Narendra Modi, widely tipped to become India's next prime minister, suffered a setback when his closest aide was banned from election rallies and meetings after a series of speeches deemed to have stoked tensions with Muslims.
Modi, 63, a pro-business Hindu nationalist, is the prime-ministerial candidate of the opposition Bharatiya Janata Party (BJP), which hopes to oust Rahul Gandhi's ruling Congress party with its promises of jobs and new infrastructure.
The aide, Amit Shah, who faces murder charges dating to his time serving under Modi in the state government of Gujarat, runs Modi's campaign in the state of Uttar Pradesh, which has a population larger than Brazil's and holds the keys to national power. Shah says the charges are a political conspiracy.
It was not immediately clear what impact a possibly disruptive ban on meetings in Uttar Pradesh by such a high-profile figure would have on Modi's campaign in the state. Shah is tipped to take up a senior role in any Modi government.
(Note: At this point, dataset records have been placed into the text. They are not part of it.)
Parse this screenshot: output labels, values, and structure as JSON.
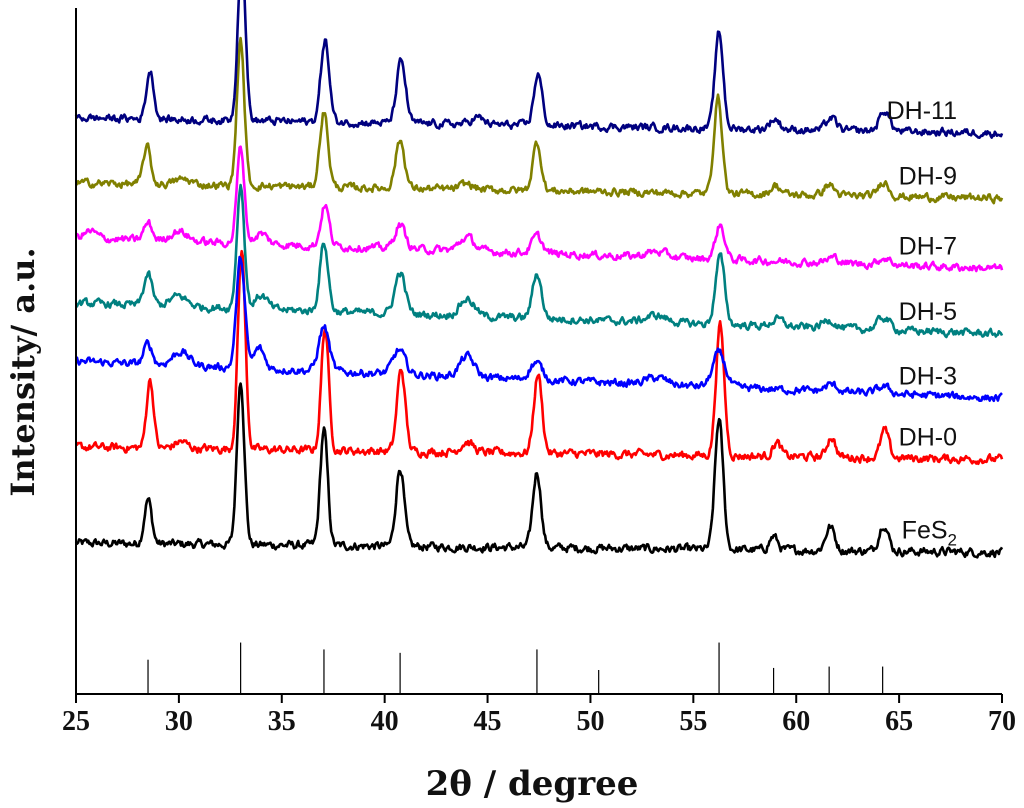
{
  "chart_data": {
    "type": "line",
    "title": "",
    "xlabel": "2θ / degree",
    "ylabel": "Intensity/ a.u.",
    "xlim": [
      25,
      70
    ],
    "xticks": [
      25,
      30,
      35,
      40,
      45,
      50,
      55,
      60,
      65,
      70
    ],
    "ylim": [
      0,
      100
    ],
    "grid": false,
    "legend": "inline labels at right end of each trace",
    "series": [
      {
        "name": "FeS2",
        "label_main": "FeS",
        "label_sub": "2",
        "color": "#000000",
        "baseline": 22.0,
        "slope": -0.03,
        "noise": 0.5,
        "peaks": [
          [
            28.5,
            6.5,
            0.18
          ],
          [
            33.0,
            24,
            0.18
          ],
          [
            37.05,
            17,
            0.18
          ],
          [
            40.75,
            11.5,
            0.2
          ],
          [
            47.4,
            11,
            0.2
          ],
          [
            56.25,
            19,
            0.2
          ],
          [
            58.9,
            2.0,
            0.2
          ],
          [
            61.65,
            3.5,
            0.22
          ],
          [
            64.25,
            4.0,
            0.22
          ]
        ]
      },
      {
        "name": "DH-0",
        "label_main": "DH-0",
        "label_sub": "",
        "color": "#ff0000",
        "baseline": 36.0,
        "slope": -0.04,
        "noise": 0.5,
        "peaks": [
          [
            28.6,
            10,
            0.17
          ],
          [
            30.1,
            1.0,
            0.3
          ],
          [
            33.05,
            29,
            0.18
          ],
          [
            37.1,
            18,
            0.18
          ],
          [
            40.8,
            12,
            0.2
          ],
          [
            44.0,
            1.5,
            0.3
          ],
          [
            47.45,
            11.5,
            0.2
          ],
          [
            56.3,
            19,
            0.2
          ],
          [
            59.05,
            2.0,
            0.2
          ],
          [
            61.7,
            3.0,
            0.2
          ],
          [
            64.3,
            4.0,
            0.2
          ]
        ]
      },
      {
        "name": "DH-3",
        "label_main": "DH-3",
        "label_sub": "",
        "color": "#0000ff",
        "baseline": 48.5,
        "slope": -0.12,
        "noise": 0.45,
        "peaks": [
          [
            28.5,
            3.0,
            0.2
          ],
          [
            30.1,
            2.0,
            0.4
          ],
          [
            33.0,
            16,
            0.2
          ],
          [
            33.9,
            3.0,
            0.25
          ],
          [
            37.05,
            6.5,
            0.25
          ],
          [
            40.7,
            3.5,
            0.3
          ],
          [
            44.0,
            3.0,
            0.35
          ],
          [
            47.35,
            2.5,
            0.3
          ],
          [
            53.2,
            1.0,
            0.5
          ],
          [
            56.25,
            5.0,
            0.3
          ],
          [
            61.7,
            1.0,
            0.3
          ],
          [
            64.25,
            1.0,
            0.3
          ]
        ]
      },
      {
        "name": "DH-5",
        "label_main": "DH-5",
        "label_sub": "",
        "color": "#008080",
        "baseline": 57.0,
        "slope": -0.1,
        "noise": 0.45,
        "peaks": [
          [
            28.5,
            4.5,
            0.2
          ],
          [
            30.0,
            1.5,
            0.4
          ],
          [
            33.0,
            18,
            0.18
          ],
          [
            34.0,
            2.0,
            0.3
          ],
          [
            37.05,
            10,
            0.2
          ],
          [
            40.75,
            6.0,
            0.25
          ],
          [
            44.0,
            2.5,
            0.35
          ],
          [
            47.4,
            6.5,
            0.22
          ],
          [
            53.2,
            1.0,
            0.5
          ],
          [
            56.3,
            10,
            0.22
          ],
          [
            59.1,
            1.0,
            0.3
          ],
          [
            61.6,
            1.2,
            0.3
          ],
          [
            64.25,
            1.8,
            0.3
          ]
        ]
      },
      {
        "name": "DH-7",
        "label_main": "DH-7",
        "label_sub": "",
        "color": "#ff00ff",
        "baseline": 66.5,
        "slope": -0.1,
        "noise": 0.45,
        "peaks": [
          [
            25.7,
            1.0,
            0.3
          ],
          [
            28.5,
            2.5,
            0.2
          ],
          [
            30.0,
            1.5,
            0.4
          ],
          [
            33.0,
            14,
            0.18
          ],
          [
            34.0,
            1.5,
            0.3
          ],
          [
            37.1,
            6.0,
            0.2
          ],
          [
            40.75,
            3.5,
            0.25
          ],
          [
            44.0,
            2.0,
            0.35
          ],
          [
            47.4,
            2.5,
            0.25
          ],
          [
            53.2,
            0.8,
            0.5
          ],
          [
            56.3,
            5.0,
            0.22
          ],
          [
            61.8,
            0.8,
            0.3
          ],
          [
            64.3,
            1.0,
            0.3
          ]
        ]
      },
      {
        "name": "DH-9",
        "label_main": "DH-9",
        "label_sub": "",
        "color": "#808000",
        "baseline": 74.5,
        "slope": -0.05,
        "noise": 0.45,
        "peaks": [
          [
            28.45,
            5.5,
            0.18
          ],
          [
            30.2,
            0.8,
            0.4
          ],
          [
            33.0,
            21,
            0.18
          ],
          [
            37.05,
            11,
            0.2
          ],
          [
            40.75,
            7.0,
            0.22
          ],
          [
            44.0,
            0.8,
            0.3
          ],
          [
            47.4,
            7.0,
            0.2
          ],
          [
            56.2,
            14,
            0.2
          ],
          [
            59.0,
            1.3,
            0.25
          ],
          [
            61.6,
            1.6,
            0.25
          ],
          [
            64.25,
            2.2,
            0.25
          ]
        ]
      },
      {
        "name": "DH-11",
        "label_main": "DH-11",
        "label_sub": "",
        "color": "#00007f",
        "baseline": 84.0,
        "slope": -0.05,
        "noise": 0.45,
        "peaks": [
          [
            28.6,
            7.0,
            0.18
          ],
          [
            33.05,
            25,
            0.18
          ],
          [
            37.1,
            12,
            0.2
          ],
          [
            40.8,
            9.0,
            0.22
          ],
          [
            44.5,
            1.0,
            0.3
          ],
          [
            47.45,
            7.5,
            0.2
          ],
          [
            56.25,
            14,
            0.2
          ],
          [
            58.95,
            1.5,
            0.25
          ],
          [
            61.7,
            1.8,
            0.25
          ],
          [
            64.3,
            3.0,
            0.25
          ]
        ]
      }
    ],
    "reference_lines": [
      {
        "x": 28.5,
        "h": 5.0
      },
      {
        "x": 33.0,
        "h": 7.5
      },
      {
        "x": 37.05,
        "h": 6.5
      },
      {
        "x": 40.75,
        "h": 6.0
      },
      {
        "x": 47.4,
        "h": 6.5
      },
      {
        "x": 50.4,
        "h": 3.5
      },
      {
        "x": 56.25,
        "h": 7.5
      },
      {
        "x": 58.9,
        "h": 3.8
      },
      {
        "x": 61.6,
        "h": 4.0
      },
      {
        "x": 64.2,
        "h": 4.0
      }
    ]
  }
}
Uttar Pradesh, a northern state that is home to 200 million people, sends 80 lawmakers to Parliament - more than any other area. The BJP has never formed a national government without winning the most seats there.
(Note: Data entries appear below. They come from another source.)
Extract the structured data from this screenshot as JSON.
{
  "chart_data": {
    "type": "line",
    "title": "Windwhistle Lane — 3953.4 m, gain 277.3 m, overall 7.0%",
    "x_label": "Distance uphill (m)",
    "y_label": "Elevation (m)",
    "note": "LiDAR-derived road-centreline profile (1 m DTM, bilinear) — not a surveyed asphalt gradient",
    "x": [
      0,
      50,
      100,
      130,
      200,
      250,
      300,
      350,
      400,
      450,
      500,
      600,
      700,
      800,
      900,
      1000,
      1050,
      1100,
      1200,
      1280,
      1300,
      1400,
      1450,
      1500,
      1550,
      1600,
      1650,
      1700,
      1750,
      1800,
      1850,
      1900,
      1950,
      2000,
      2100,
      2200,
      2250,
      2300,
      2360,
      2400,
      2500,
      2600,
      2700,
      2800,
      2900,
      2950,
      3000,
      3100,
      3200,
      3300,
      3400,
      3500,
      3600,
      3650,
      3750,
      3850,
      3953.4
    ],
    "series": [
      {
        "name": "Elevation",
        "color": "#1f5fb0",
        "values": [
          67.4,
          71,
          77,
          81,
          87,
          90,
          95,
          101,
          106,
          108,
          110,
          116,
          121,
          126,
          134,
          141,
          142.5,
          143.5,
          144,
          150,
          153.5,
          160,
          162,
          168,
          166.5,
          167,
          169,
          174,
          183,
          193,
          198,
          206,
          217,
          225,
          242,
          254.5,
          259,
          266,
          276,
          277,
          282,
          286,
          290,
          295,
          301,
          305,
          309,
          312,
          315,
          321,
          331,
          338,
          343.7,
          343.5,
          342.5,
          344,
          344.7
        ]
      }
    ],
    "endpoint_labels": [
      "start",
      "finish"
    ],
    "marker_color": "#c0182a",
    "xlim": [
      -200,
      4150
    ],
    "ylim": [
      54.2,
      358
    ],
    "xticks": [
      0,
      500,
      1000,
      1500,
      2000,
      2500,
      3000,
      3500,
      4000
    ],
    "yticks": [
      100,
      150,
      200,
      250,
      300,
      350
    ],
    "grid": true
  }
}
The election commission ruled that both Shah and a minister in the Uttar Pradesh government had made statements that promoted "hatred and ill will" between religions and urged police to press criminal charges.
Speaking this month in an area of western Uttar Pradesh hit last year by deadly Hindu-Muslim riots, Shah was recorded telling voters to reject parties with Muslim candidates. He said Muslims in the area had raped, killed and humiliated Hindus.
Hindu-Muslim relations have been a key campaign issue, with critics accusing Modi of not doing enough to protect Muslims in unrest in Gujarat in 2002 that left at least 1,000 dead in revenge attacks. About 13 per cent of Indians are Muslim.
Modi denies that accusation or having any religious bias.
However, some of his supporters are openly anti-Muslim and Shah's canvassing has included accusing the state government of pandering to the Muslim vote at the cost of Hindu safety.
Shah has spent time in jail fighting charges that he ordered the extrajudicial killing of a man, the man's wife and a witness who were allegedly involved in organised crime but were accused of plotting to kill Modi. Shah is out on bail awaiting trial. He denies the charges against him.
The election commission applied the same restrictions on public meetings or road shows to another controversial politician, Azam Khan, who represents the Uttar Pradesh government and has verbally sparred with Shah.
"No permission should be granted for holding any public meetings, public processions, public rallies, road shows etc, by the district administration authorities, where the above two leaders are expected or likely to participate," the commission said in the statement, while asking the state administration to file a report and start criminal proceedings against Khan and Shah.
Khan has made a number of provocative statements in recent days to court the votes of Muslims - a significant vote bank in Uttar Pradesh.
Maoist rebels killed 14 people in two poll-related blasts in the insurgency-hit state of Chhattisgarh in central India. Five election officials and two bus drivers were killed when a landmine exploded under their vehicle in Bijapur district, where voting is to take place this week.
In another attack in the remote Darbha Forest in the south of the state, rebels killed five paramilitary soldiers and two civilians in an ambush on the soldiers' vehicle.